Figure 6
From: Depolarization of echo chambers by random dynamical nudge

The RDN applied to a selective social influence model of echo chamber formation. A different opinion dynamics model that typically produces echo chambers (a, left)34 can prevent these echo chambers from forming by applying the RDN as in Eq. (7) (a, right). Both simulations in (a) have the same seed conditions. (b) The number of peaks formed after a 5000 time step simulation was dependent on the RDN strength D, but not clearly on sample size n (10 trials each, bars indicate standard error of the mean). Note that the selective social influence model can produce more than 2 echo chambers. (c) Applying the RDN (\(D=10\) and \(n=1\)) to an already-polarized network “Pre RDN” took longer to become depolarized, if at all (\(t_{max} = 50000\)). (d) The number of peaks over time for a range of n and D (average of 10 trials). By \(t_{max}\), most networks had stabilized, with larger D values causing fewer peaks. This change in the number of peaks between “\(t_{max}\)” and “Pre RDN” is shown in (e).
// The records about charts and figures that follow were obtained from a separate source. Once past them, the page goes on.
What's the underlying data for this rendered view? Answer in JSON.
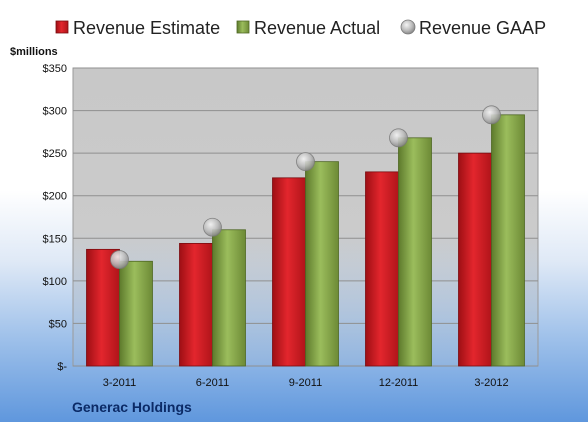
{
  "chart_data": {
    "type": "bar",
    "title": "",
    "xlabel": "",
    "ylabel": "$millions",
    "footer_label": "Generac Holdings",
    "categories": [
      "3-2011",
      "6-2011",
      "9-2011",
      "12-2011",
      "3-2012"
    ],
    "series": [
      {
        "name": "Revenue Estimate",
        "kind": "bar",
        "color": "#d8232a",
        "values": [
          137,
          144,
          221,
          228,
          250
        ]
      },
      {
        "name": "Revenue Actual",
        "kind": "bar",
        "color": "#8aab4f",
        "values": [
          123,
          160,
          240,
          268,
          295
        ]
      },
      {
        "name": "Revenue GAAP",
        "kind": "marker",
        "color": "#bdbdbd",
        "values": [
          125,
          163,
          240,
          268,
          295
        ]
      }
    ],
    "ylim": [
      0,
      350
    ],
    "y_ticks": [
      0,
      50,
      100,
      150,
      200,
      250,
      300,
      350
    ],
    "y_tick_labels": [
      "$-",
      "$50",
      "$100",
      "$150",
      "$200",
      "$250",
      "$300",
      "$350"
    ],
    "grid": true,
    "legend_position": "top"
  }
}
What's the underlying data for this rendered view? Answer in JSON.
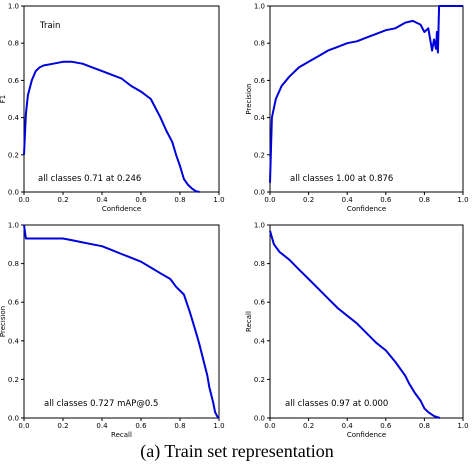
{
  "caption": "(a) Train set representation",
  "chart_data": [
    {
      "type": "line",
      "title": "",
      "xlabel": "Confidence",
      "ylabel": "F1",
      "xlim": [
        0,
        1
      ],
      "ylim": [
        0,
        1
      ],
      "xticks": [
        "0.0",
        "0.2",
        "0.4",
        "0.6",
        "0.8",
        "1.0"
      ],
      "yticks": [
        "0.0",
        "0.2",
        "0.4",
        "0.6",
        "0.8",
        "1.0"
      ],
      "legend": "Train",
      "annotation": "all classes 0.71 at 0.246",
      "series": [
        {
          "x": [
            0,
            0.01,
            0.02,
            0.04,
            0.06,
            0.08,
            0.1,
            0.15,
            0.2,
            0.246,
            0.3,
            0.35,
            0.4,
            0.45,
            0.5,
            0.55,
            0.6,
            0.65,
            0.7,
            0.73,
            0.76,
            0.78,
            0.8,
            0.82,
            0.84,
            0.86,
            0.88,
            0.9
          ],
          "y": [
            0.2,
            0.42,
            0.52,
            0.6,
            0.65,
            0.67,
            0.68,
            0.69,
            0.7,
            0.7,
            0.69,
            0.67,
            0.65,
            0.63,
            0.61,
            0.57,
            0.54,
            0.5,
            0.4,
            0.33,
            0.27,
            0.2,
            0.14,
            0.07,
            0.04,
            0.02,
            0.005,
            0.0
          ]
        }
      ]
    },
    {
      "type": "line",
      "title": "",
      "xlabel": "Confidence",
      "ylabel": "Precision",
      "xlim": [
        0,
        1
      ],
      "ylim": [
        0,
        1
      ],
      "xticks": [
        "0.0",
        "0.2",
        "0.4",
        "0.6",
        "0.8",
        "1.0"
      ],
      "yticks": [
        "0.0",
        "0.2",
        "0.4",
        "0.6",
        "0.8",
        "1.0"
      ],
      "annotation": "all classes 1.00 at 0.876",
      "series": [
        {
          "x": [
            0,
            0.01,
            0.03,
            0.06,
            0.1,
            0.15,
            0.2,
            0.25,
            0.3,
            0.35,
            0.4,
            0.45,
            0.5,
            0.55,
            0.6,
            0.65,
            0.7,
            0.74,
            0.78,
            0.8,
            0.82,
            0.84,
            0.85,
            0.86,
            0.865,
            0.87,
            0.876,
            0.88,
            0.9,
            0.95,
            1.0
          ],
          "y": [
            0.05,
            0.4,
            0.5,
            0.57,
            0.62,
            0.67,
            0.7,
            0.73,
            0.76,
            0.78,
            0.8,
            0.81,
            0.83,
            0.85,
            0.87,
            0.88,
            0.91,
            0.92,
            0.9,
            0.86,
            0.88,
            0.76,
            0.82,
            0.77,
            0.86,
            0.75,
            1.0,
            1.0,
            1.0,
            1.0,
            1.0
          ]
        }
      ]
    },
    {
      "type": "line",
      "title": "",
      "xlabel": "Recall",
      "ylabel": "Precision",
      "xlim": [
        0,
        1
      ],
      "ylim": [
        0,
        1
      ],
      "xticks": [
        "0.0",
        "0.2",
        "0.4",
        "0.6",
        "0.8",
        "1.0"
      ],
      "yticks": [
        "0.0",
        "0.2",
        "0.4",
        "0.6",
        "0.8",
        "1.0"
      ],
      "annotation": "all classes 0.727 mAP@0.5",
      "series": [
        {
          "x": [
            0,
            0.01,
            0.05,
            0.1,
            0.15,
            0.2,
            0.25,
            0.3,
            0.35,
            0.4,
            0.45,
            0.5,
            0.55,
            0.6,
            0.65,
            0.7,
            0.75,
            0.78,
            0.82,
            0.85,
            0.88,
            0.9,
            0.92,
            0.94,
            0.95,
            0.97,
            0.98,
            0.99,
            1.0
          ],
          "y": [
            1.0,
            0.93,
            0.93,
            0.93,
            0.93,
            0.93,
            0.92,
            0.91,
            0.9,
            0.89,
            0.87,
            0.85,
            0.83,
            0.81,
            0.78,
            0.75,
            0.72,
            0.68,
            0.64,
            0.55,
            0.45,
            0.38,
            0.3,
            0.22,
            0.16,
            0.08,
            0.03,
            0.01,
            0.0
          ]
        }
      ]
    },
    {
      "type": "line",
      "title": "",
      "xlabel": "Confidence",
      "ylabel": "Recall",
      "xlim": [
        0,
        1
      ],
      "ylim": [
        0,
        1
      ],
      "xticks": [
        "0.0",
        "0.2",
        "0.4",
        "0.6",
        "0.8",
        "1.0"
      ],
      "yticks": [
        "0.0",
        "0.2",
        "0.4",
        "0.6",
        "0.8",
        "1.0"
      ],
      "annotation": "all classes 0.97 at 0.000",
      "series": [
        {
          "x": [
            0,
            0.02,
            0.05,
            0.1,
            0.15,
            0.2,
            0.25,
            0.3,
            0.35,
            0.4,
            0.45,
            0.5,
            0.55,
            0.6,
            0.65,
            0.7,
            0.72,
            0.75,
            0.78,
            0.8,
            0.82,
            0.85,
            0.88
          ],
          "y": [
            0.97,
            0.9,
            0.86,
            0.82,
            0.77,
            0.72,
            0.67,
            0.62,
            0.57,
            0.53,
            0.49,
            0.44,
            0.39,
            0.35,
            0.29,
            0.22,
            0.18,
            0.13,
            0.09,
            0.05,
            0.03,
            0.01,
            0.0
          ]
        }
      ]
    }
  ]
}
Note that for \(D \ge \,0.3\) the simulations could become numerically unstable (any change in opinion of \(>1\) within 10 time steps) and were excluded (grey block in “d” indicates less than 3 stable simulations). The RDN in examples (a, c) has a strength (D) of 0.2 and a sample size (n) of 1. Other parameters were as in the authors’ original model: \(N=100\), \(E=400\), \(m=10\), \(\epsilon = 0.5\), \(\mu =0.5\), \(p=0.5\), and \(q=0.5\).